Post #319. The Feature Adoption Gap.
Your product team shipped 100 features last year. Your customers regularly use about 6 of them.
Not because the other 94 are broken. Not because they are poorly designed. Because your customers never learned they exist, never understood why they matter, and — thanks to the forgetting curve we covered in post #318 — forgot the ones they were shown during onboarding.
That is not a product problem. It is a revenue problem hiding in plain sight.
The 6.4% Reality
Pendo analyzed thousands of SaaS products in their 2024 benchmarks and found that only 6.4 features per 100 drive 80% of all click volume. The other 93.6 features? Built, shipped, maintained, and mostly ignored.

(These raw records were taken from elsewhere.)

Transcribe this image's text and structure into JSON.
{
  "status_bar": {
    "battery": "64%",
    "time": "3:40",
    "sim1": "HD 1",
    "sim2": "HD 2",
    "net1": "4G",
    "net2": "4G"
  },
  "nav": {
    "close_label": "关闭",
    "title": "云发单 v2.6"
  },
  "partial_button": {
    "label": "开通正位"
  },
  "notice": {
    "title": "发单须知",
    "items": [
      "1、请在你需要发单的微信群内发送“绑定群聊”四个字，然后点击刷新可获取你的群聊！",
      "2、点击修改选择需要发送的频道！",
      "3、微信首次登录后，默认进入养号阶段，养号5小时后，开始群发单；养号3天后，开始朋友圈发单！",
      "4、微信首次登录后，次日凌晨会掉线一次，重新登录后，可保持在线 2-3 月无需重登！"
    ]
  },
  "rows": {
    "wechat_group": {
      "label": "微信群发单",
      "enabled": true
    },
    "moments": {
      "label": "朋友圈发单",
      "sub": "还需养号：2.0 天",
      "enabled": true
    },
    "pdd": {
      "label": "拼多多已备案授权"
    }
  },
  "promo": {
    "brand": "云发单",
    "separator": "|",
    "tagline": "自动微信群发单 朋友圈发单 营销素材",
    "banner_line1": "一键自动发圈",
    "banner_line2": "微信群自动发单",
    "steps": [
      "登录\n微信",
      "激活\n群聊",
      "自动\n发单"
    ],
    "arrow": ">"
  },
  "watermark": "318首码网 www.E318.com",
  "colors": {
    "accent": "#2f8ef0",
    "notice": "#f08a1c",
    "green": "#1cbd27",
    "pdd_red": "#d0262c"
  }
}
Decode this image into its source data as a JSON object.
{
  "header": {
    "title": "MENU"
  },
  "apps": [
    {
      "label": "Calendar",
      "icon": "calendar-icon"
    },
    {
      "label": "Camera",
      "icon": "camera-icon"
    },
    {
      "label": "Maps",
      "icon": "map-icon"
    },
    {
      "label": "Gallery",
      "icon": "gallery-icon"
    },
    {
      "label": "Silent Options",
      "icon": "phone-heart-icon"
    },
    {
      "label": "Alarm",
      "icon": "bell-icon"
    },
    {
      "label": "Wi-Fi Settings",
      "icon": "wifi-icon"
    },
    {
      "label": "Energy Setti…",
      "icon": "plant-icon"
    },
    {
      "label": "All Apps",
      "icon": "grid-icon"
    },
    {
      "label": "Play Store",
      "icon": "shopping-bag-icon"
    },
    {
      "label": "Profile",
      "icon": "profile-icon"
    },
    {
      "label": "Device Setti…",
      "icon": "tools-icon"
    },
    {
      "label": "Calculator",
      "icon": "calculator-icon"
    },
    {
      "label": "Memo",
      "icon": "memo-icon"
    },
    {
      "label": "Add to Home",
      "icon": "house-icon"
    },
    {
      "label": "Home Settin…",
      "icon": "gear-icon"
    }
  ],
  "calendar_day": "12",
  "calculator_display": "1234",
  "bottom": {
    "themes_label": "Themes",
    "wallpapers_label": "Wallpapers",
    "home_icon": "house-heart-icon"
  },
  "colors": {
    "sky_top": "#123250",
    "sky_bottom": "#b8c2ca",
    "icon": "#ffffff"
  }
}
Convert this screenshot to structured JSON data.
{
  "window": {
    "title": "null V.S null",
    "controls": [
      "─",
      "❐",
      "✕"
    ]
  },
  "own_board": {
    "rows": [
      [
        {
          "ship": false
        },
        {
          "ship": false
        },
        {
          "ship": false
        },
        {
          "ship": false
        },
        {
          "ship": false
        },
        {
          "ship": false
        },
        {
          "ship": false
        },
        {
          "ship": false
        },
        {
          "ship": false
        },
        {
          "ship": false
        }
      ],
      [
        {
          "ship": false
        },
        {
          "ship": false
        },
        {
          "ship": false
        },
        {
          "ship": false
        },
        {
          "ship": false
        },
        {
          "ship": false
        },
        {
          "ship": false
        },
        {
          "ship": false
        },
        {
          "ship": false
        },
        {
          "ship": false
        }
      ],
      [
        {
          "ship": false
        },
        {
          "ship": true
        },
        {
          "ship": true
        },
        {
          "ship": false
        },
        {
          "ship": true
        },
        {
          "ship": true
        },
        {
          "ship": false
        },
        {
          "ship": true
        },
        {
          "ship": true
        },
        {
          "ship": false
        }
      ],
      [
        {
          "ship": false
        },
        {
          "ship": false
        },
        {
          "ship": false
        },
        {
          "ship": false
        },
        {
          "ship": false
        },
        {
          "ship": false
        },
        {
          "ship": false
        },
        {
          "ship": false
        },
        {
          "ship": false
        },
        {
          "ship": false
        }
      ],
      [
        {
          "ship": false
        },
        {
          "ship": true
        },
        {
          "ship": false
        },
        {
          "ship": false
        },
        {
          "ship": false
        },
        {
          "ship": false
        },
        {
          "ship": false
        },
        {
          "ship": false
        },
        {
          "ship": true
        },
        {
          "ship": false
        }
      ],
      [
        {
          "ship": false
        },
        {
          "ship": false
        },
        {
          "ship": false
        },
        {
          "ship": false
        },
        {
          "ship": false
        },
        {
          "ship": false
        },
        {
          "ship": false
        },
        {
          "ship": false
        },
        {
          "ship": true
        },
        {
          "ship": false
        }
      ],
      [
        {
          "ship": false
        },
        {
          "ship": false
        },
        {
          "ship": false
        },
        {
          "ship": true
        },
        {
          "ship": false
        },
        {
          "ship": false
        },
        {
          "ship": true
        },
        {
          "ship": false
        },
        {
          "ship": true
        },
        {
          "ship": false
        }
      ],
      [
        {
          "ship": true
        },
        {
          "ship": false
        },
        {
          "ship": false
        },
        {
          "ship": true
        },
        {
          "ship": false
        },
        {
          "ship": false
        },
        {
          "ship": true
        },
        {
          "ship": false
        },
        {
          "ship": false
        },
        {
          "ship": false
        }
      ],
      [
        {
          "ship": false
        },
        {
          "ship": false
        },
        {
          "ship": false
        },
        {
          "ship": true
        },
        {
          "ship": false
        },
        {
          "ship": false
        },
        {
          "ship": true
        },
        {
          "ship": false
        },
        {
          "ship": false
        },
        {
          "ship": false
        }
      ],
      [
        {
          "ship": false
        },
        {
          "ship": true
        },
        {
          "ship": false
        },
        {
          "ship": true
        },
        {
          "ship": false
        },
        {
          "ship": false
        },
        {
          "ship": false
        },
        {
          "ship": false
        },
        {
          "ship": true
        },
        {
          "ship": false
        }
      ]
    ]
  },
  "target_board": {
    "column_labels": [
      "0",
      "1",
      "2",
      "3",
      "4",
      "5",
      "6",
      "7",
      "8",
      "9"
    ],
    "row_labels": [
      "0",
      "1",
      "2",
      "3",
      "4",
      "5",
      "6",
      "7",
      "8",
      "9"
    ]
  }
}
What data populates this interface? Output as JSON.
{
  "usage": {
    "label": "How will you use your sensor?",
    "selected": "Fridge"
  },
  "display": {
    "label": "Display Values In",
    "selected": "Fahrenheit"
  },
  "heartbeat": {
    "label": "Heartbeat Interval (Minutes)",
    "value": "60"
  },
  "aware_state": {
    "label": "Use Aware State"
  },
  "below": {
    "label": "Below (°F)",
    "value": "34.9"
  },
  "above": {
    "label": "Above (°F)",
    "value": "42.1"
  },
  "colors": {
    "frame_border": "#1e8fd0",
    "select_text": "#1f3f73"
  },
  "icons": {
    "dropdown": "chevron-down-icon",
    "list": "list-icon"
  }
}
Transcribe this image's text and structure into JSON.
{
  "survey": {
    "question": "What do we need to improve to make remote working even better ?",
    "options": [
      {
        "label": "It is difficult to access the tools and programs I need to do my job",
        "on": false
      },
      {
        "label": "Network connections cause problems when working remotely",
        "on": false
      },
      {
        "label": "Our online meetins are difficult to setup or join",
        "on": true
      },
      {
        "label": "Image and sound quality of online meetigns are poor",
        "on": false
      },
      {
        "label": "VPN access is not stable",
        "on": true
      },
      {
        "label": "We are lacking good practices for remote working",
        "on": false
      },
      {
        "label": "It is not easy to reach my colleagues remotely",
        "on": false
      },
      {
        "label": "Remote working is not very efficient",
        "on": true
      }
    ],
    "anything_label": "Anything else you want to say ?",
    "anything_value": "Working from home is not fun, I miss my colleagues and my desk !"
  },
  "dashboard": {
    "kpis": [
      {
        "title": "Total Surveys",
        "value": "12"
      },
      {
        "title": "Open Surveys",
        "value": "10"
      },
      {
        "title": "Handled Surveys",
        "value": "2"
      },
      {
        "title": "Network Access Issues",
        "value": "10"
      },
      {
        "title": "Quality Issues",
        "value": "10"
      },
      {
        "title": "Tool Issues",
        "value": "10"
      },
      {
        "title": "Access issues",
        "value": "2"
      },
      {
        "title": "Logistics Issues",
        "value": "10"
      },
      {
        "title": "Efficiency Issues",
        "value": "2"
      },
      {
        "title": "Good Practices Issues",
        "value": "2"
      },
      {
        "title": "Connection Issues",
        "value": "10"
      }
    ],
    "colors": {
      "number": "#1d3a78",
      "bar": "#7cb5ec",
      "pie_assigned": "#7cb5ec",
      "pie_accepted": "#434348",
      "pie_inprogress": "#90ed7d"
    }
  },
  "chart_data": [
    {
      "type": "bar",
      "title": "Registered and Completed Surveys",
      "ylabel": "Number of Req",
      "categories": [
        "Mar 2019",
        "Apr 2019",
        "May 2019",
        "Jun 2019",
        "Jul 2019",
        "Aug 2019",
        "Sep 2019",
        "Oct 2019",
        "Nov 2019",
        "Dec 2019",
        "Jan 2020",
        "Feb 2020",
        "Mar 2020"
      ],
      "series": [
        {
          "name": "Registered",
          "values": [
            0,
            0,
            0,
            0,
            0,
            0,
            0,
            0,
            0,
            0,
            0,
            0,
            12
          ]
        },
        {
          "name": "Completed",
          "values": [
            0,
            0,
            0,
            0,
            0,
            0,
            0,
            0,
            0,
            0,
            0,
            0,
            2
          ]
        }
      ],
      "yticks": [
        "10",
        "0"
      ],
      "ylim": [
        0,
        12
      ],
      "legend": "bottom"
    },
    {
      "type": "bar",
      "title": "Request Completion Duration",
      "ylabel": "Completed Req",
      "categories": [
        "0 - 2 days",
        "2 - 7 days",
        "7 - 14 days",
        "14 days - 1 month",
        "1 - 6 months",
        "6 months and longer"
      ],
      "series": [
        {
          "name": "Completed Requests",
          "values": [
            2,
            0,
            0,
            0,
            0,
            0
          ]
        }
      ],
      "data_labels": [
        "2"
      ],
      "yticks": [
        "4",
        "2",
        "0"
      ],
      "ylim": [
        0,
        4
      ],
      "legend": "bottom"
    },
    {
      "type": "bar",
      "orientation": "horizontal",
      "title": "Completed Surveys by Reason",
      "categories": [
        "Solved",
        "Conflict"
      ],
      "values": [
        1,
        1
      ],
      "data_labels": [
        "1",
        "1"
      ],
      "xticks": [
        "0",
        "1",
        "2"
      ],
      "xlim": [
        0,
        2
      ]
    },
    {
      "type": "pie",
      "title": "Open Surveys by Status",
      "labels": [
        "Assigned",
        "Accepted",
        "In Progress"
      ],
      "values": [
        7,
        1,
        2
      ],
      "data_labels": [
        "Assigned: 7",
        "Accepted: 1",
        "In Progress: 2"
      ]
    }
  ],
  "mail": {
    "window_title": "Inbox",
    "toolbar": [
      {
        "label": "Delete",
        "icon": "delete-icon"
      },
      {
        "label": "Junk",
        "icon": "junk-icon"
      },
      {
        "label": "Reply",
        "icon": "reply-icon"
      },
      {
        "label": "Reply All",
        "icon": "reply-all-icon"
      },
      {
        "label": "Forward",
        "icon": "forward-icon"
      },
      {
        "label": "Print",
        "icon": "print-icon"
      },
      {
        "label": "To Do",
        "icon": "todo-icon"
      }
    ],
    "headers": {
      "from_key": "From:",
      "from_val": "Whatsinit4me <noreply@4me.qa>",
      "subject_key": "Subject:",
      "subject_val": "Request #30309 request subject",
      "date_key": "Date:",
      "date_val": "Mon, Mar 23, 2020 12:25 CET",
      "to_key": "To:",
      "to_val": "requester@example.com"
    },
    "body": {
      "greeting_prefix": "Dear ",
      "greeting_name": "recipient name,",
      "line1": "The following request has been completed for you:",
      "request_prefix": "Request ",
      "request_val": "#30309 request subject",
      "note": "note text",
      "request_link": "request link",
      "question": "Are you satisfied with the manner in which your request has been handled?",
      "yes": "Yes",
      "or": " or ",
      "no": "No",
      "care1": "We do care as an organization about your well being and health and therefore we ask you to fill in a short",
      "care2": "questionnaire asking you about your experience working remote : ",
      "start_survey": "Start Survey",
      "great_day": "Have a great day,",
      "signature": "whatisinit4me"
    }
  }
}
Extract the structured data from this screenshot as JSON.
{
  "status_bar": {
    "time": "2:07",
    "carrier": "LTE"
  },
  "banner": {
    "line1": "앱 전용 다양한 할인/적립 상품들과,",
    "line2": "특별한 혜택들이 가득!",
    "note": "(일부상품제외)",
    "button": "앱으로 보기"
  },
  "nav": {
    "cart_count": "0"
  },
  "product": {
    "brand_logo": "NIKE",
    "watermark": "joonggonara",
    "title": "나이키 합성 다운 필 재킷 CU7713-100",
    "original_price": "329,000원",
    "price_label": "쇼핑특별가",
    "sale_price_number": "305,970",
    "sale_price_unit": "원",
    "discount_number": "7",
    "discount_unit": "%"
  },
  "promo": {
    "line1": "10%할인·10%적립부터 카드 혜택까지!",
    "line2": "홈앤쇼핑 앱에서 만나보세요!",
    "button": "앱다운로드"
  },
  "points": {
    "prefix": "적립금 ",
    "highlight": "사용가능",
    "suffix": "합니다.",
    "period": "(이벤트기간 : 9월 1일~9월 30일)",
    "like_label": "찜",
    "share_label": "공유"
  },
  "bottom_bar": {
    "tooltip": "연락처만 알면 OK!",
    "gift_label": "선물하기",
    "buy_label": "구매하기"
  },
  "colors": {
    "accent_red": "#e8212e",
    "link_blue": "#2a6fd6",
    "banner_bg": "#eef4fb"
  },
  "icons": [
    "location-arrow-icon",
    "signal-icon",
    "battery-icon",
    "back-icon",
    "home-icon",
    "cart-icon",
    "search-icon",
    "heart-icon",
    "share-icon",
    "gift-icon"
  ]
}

Best-in-class companies get that number to 15.6%. That is 2.5x the average — and still means 84% of their product is underutilized.
For context: a SaaS company with $50 million in revenue spends approximately $8.4 million per year developing features customers rarely or never use (Pendo 2019 Feature Adoption Report, n=615 subscriptions). That is not a rounding error. That is the single largest invisible line item in your P&L.
This Is Not a Discovery Problem
The instinct is to add more tooltips. More in-app banners. More release notes.
But Userpilot's 2024 analysis of 181 SaaS companies found the average core feature adoption rate is just 24.5%, with a median of 16.5%. Tooltips have been around for a decade. If they worked, the numbers would be different by now.
The problem is not that customers cannot find the feature. The problem is that they do not understand when it matters, why it applies to their situation, or how it connects to the outcome they are trying to achieve.
Feature discovery is a notification problem. Feature adoption is an education problem.
The Revenue Sitting in Your Existing Product
Here is where it gets interesting. The research consistently shows that feature adoption is the strongest predictor of retention:
Customers who adopt 5 or more features show 60-80% lower churn.
Customers engaging with more than 70% of core features are twice as likely to renew.
70-80% of churned customers exhibit declining feature usage at least 30 days before they cancel.
Your expansion revenue is not in the next feature you build. It is in the features you already built that your customers never learned to use.
Education Closes the Gap
Forrester and Intellum surveyed 300 customer education decision-makers in 2024. Companies with formalized education programs saw 38.3% higher product adoption on trained products, 35% higher customer lifetime value per trainee, and 96% at least recovered their investment.
That is not a tooltip. That is structured education: here is when you need this feature, here is why it matters for your workflow, here is a 3-minute video showing it in context.
The math is simple. If 80% of your product is underutilized, even a modest improvement in adoption — say, moving from 6.4% to 12% of features driving regular usage — means customers are getting nearly twice the value from the same subscription. That changes the renewal conversation entirely.
Three Questions for Your Next QBR
1. What percentage of your product's features are regularly used by the average customer? (If you do not know, that is the first problem.)
2. Is there a measurable difference in churn between customers who adopt 5+ features versus those who use only the basics?
3. When was the last time you taught customers about a feature — not announced it, taught it?
The features already exist. The engineering investment has already been made. The only question is whether your customers will ever learn to use what they are already paying for.
Sources: Pendo 2024 Software Benchmarks; Pendo 2019 Feature Adoption Report (n=615); Userpilot 2024 Core Feature Adoption Benchmark Report (n=181); Forrester/Intellum 2024 TEI Study (n=300); Custify SaaS Onboarding Statistics.